Pectin is the basis for most ‘gelled’ substances, like jellies, jams, and some natural skin-care and hair-care products. It is derived of plant based materials, with most that is readily available coming from citrus products such as grapefruits, oranges and lemons.

Pectin, from the Greek pectikos; meaning “congealed, or curdled” was first isolated and identified in 1825 by a scientist named Henri Bracconot. It was found in structural cells of terrestrial plants and was labeled as a heteropolysaccharide.

Pectin is a natural part of the human diet, but not necessarily essential to life, as it does not provide any nutrients to speak of. When digested, it is sent to the lower intestine basically intact and has been found to be an excellent source of dietary fiber. But pectin is not only a good source of fiber, it has been found to significantly reduce the blood cholesterol levels, due to the fact that it does not break down much in the digestion process. It lends to an increased viscosity in the intestines causing less absorption of cholesterol from bile or food.

Some sources of pectin are apples, quince, plums, gooseberries, oranges and other citrus fruits, these are considered to be ‘hard fruits.’ While these hard fruits provide much pectin, ‘soft fruits’ such as strawberries, grapes and cherries contain very little pectin. The main materials for pectin are found in dried citrus peel, apple, or pomace, both of which are by products of fruit juice production.  Pomace, made from sugar-beet is used rarely, while the others are used more often.
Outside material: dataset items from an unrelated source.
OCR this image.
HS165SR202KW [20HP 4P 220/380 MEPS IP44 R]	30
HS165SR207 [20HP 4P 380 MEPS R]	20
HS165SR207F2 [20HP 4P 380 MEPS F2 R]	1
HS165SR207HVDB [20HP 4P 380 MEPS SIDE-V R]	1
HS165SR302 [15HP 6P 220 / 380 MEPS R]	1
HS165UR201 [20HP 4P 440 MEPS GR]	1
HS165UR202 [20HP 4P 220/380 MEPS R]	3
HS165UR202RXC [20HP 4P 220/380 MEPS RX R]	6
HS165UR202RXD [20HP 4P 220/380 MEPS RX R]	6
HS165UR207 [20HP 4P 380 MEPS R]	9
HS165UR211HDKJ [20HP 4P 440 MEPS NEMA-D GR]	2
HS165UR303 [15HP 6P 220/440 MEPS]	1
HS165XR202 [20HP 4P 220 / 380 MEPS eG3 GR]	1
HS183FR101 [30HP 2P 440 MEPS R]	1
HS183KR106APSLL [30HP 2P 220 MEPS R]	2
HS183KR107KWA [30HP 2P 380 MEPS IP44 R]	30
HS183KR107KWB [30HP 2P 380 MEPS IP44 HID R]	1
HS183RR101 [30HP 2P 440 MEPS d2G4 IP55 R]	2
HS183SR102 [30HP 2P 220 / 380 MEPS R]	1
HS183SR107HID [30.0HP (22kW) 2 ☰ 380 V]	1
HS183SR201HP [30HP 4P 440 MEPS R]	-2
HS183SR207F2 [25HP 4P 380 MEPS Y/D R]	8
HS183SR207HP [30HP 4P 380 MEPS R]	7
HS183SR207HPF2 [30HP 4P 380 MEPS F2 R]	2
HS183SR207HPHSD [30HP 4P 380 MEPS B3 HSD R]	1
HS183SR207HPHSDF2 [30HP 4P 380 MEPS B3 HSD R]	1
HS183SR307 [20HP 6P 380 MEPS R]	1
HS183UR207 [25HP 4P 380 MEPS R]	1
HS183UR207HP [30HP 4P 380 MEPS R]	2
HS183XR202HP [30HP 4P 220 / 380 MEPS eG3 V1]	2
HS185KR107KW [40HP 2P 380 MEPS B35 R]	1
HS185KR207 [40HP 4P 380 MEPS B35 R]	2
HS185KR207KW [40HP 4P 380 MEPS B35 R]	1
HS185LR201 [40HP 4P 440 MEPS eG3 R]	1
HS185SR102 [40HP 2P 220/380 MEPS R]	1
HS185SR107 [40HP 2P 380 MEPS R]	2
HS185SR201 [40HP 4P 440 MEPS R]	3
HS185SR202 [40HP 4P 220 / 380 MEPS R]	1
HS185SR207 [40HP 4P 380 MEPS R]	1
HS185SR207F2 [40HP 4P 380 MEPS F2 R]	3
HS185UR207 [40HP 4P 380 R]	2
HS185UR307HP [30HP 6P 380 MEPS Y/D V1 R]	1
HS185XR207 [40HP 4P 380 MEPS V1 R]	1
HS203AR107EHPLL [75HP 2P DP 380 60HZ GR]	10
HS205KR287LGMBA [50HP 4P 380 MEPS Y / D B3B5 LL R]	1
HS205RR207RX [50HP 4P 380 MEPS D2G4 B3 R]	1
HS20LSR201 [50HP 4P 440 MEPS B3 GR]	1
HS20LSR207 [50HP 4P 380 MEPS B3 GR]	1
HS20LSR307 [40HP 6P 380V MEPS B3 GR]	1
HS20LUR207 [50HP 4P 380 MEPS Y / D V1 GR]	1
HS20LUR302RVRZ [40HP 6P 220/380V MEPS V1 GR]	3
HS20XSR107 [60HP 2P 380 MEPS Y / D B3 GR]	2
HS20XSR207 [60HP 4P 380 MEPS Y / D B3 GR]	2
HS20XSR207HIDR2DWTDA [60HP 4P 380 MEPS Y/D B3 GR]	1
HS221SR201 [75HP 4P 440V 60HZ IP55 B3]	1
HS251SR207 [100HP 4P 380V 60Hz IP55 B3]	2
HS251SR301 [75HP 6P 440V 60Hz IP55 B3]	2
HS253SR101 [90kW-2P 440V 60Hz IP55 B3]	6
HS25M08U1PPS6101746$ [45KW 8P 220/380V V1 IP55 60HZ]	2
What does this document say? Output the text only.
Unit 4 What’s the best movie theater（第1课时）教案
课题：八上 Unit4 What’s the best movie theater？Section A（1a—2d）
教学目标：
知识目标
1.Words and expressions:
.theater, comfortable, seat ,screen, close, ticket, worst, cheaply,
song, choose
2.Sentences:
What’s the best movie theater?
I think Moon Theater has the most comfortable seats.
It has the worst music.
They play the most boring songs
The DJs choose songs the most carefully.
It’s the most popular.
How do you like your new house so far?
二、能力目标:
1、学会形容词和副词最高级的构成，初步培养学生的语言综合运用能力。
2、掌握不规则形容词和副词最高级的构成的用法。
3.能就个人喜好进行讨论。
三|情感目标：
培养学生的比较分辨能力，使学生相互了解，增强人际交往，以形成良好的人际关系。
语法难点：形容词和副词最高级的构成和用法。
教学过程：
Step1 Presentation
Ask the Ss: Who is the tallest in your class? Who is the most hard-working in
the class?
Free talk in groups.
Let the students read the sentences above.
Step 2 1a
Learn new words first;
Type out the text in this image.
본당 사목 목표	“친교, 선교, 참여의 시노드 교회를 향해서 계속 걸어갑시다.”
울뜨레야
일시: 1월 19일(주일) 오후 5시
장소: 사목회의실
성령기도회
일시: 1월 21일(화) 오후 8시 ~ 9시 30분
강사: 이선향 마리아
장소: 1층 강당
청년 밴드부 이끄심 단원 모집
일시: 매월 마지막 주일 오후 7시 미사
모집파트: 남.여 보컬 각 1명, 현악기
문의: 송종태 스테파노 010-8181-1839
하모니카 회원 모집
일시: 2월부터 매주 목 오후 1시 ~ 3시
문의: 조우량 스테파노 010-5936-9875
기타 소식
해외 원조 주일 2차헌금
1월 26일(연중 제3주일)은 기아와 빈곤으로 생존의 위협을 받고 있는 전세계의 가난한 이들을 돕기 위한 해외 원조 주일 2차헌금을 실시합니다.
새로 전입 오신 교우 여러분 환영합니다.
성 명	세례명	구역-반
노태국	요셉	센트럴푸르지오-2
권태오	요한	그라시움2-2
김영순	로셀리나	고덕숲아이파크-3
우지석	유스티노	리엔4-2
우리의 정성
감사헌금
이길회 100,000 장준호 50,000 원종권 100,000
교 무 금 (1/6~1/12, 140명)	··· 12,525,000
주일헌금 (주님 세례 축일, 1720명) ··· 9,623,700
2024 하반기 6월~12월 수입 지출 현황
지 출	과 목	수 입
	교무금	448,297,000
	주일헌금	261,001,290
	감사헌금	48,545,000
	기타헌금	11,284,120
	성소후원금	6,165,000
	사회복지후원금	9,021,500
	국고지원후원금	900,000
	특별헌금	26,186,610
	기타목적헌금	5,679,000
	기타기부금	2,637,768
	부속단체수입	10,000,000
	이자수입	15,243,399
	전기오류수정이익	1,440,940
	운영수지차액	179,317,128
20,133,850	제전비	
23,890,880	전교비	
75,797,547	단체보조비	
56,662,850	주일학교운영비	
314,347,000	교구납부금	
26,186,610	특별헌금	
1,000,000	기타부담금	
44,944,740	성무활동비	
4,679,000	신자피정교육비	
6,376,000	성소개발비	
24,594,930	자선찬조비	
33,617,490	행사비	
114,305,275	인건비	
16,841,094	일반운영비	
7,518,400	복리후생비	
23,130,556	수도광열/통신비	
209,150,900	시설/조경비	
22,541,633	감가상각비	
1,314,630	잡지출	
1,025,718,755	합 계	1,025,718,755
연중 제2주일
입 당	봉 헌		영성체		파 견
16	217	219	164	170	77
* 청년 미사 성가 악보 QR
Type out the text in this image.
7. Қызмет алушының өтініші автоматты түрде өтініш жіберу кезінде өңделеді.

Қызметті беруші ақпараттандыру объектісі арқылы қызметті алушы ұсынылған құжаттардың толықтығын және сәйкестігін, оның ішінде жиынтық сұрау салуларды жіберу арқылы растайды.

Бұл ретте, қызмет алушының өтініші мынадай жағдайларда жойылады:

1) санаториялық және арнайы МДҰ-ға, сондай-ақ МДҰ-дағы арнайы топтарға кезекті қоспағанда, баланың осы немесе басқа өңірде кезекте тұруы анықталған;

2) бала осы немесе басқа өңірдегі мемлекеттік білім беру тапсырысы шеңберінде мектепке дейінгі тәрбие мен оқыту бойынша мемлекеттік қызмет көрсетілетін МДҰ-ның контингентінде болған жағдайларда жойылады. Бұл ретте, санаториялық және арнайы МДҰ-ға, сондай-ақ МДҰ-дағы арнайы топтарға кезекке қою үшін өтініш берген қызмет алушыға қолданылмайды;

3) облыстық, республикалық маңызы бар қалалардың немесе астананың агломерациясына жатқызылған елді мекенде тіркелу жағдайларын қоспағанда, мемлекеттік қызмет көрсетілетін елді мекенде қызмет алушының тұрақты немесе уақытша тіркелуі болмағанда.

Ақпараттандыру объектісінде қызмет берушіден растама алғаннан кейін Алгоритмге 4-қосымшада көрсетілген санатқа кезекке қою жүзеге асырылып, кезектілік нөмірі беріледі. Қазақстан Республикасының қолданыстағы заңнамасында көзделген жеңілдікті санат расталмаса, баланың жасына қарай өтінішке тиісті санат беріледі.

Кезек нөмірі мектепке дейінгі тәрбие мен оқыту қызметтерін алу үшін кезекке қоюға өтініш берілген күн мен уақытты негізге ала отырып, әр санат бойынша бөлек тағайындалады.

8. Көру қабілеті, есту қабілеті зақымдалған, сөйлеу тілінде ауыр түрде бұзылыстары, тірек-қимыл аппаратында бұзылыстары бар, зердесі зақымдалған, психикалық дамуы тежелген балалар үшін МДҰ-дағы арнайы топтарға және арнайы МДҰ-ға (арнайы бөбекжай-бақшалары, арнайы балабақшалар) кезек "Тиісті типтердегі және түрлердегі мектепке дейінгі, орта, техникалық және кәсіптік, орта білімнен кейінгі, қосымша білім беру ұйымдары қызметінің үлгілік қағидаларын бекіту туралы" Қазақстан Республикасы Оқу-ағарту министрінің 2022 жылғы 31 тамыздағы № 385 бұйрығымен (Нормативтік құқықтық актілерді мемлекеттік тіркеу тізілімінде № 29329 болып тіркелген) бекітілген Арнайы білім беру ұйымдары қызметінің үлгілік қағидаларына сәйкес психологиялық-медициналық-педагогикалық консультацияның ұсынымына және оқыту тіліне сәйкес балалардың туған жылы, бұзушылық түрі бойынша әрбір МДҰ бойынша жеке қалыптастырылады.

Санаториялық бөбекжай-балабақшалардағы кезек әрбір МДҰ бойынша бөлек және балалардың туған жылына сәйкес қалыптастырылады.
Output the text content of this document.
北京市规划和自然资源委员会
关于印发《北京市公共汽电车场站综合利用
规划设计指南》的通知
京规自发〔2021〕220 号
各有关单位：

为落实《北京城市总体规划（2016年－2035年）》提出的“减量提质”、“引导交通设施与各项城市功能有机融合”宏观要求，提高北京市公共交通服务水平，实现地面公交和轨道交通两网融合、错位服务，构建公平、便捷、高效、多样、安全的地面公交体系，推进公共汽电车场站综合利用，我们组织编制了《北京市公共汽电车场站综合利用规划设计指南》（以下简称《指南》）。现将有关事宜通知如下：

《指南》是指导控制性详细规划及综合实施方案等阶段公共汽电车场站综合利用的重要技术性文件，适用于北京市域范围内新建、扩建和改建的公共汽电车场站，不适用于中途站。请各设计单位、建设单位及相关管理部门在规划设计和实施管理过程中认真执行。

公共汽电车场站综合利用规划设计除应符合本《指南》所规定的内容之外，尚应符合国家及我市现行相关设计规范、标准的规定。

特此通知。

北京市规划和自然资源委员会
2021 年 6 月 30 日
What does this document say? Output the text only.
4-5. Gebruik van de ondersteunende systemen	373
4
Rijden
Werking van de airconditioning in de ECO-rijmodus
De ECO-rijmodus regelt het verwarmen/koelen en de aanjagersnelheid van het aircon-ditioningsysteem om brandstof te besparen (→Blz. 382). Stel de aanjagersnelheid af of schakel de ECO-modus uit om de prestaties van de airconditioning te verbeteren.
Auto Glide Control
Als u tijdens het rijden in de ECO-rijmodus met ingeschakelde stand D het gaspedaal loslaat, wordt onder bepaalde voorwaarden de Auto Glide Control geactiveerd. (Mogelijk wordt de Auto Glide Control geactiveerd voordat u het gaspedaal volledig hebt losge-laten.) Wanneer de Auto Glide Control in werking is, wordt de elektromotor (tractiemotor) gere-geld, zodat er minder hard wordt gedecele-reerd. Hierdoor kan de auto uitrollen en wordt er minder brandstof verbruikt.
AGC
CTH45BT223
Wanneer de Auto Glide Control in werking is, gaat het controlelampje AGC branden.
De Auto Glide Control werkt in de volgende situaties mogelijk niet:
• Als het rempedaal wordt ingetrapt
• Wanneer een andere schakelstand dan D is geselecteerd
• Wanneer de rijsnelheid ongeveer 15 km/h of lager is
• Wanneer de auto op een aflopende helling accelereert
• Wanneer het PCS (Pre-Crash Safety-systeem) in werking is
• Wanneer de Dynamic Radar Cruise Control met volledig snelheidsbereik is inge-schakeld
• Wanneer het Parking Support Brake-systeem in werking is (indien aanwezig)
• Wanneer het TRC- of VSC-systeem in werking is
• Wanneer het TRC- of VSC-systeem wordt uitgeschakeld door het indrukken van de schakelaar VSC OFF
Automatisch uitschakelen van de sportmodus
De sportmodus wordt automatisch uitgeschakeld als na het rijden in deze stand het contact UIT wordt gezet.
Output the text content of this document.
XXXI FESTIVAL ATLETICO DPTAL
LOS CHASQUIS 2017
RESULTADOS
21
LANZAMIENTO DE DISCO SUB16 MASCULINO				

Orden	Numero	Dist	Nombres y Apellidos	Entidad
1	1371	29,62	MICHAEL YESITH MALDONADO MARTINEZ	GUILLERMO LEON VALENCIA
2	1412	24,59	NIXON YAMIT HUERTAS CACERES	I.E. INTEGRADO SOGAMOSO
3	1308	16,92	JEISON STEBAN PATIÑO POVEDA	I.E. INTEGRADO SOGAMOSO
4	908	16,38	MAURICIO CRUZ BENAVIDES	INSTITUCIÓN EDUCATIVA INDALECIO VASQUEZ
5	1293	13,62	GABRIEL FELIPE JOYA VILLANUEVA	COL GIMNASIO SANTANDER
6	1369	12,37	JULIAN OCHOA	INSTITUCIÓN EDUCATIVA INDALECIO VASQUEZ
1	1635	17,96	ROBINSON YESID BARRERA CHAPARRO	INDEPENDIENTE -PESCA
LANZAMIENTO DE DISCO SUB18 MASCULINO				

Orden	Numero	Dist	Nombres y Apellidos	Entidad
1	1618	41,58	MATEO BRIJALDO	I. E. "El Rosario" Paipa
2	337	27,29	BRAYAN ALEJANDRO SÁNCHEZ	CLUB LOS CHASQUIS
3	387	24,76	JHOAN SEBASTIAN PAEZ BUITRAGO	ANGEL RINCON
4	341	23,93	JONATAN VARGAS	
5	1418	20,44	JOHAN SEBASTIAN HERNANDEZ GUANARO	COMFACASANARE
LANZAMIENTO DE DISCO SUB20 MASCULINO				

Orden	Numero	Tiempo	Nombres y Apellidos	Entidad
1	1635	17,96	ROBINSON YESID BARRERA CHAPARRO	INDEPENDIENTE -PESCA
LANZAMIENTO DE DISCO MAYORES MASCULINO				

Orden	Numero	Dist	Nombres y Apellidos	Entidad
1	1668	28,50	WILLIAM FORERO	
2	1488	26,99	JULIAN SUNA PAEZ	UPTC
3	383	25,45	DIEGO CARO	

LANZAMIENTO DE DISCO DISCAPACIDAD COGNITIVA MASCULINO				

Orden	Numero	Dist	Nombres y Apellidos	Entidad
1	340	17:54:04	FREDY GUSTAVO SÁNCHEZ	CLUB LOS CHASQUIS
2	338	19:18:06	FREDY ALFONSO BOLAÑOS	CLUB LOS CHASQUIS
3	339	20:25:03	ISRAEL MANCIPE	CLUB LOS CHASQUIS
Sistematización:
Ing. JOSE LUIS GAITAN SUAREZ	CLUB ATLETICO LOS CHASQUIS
Pectin production can take several hours during which the ‘protopectin,’ (which is the actual product gathered,) loses some of it’s branching and chain length and goes into solution. Hot diluted acid, with a pH level of 1.5-3.5 is added and after the several hours discussed before is filtered and concentrated in a vacuum. Then precipitated by adding ethanol or isopropanol. There are several other methods of extracting protein, none of which have been found to be more efficient than the one discussed above. Globally, there are about 40,000 metric tons of pectin produced every year.

More uses for pectin are as a thickening or stabilizing agent in food wherein it may be used to stabilize certain protein drinks, such as yogurt, or even as a fat substitute in baked goods. However pectin is used, it is good for the human body, aiding in digestion and even lowering cholesterol in some cases. It can be found at most ‘big-box’ stores world wide.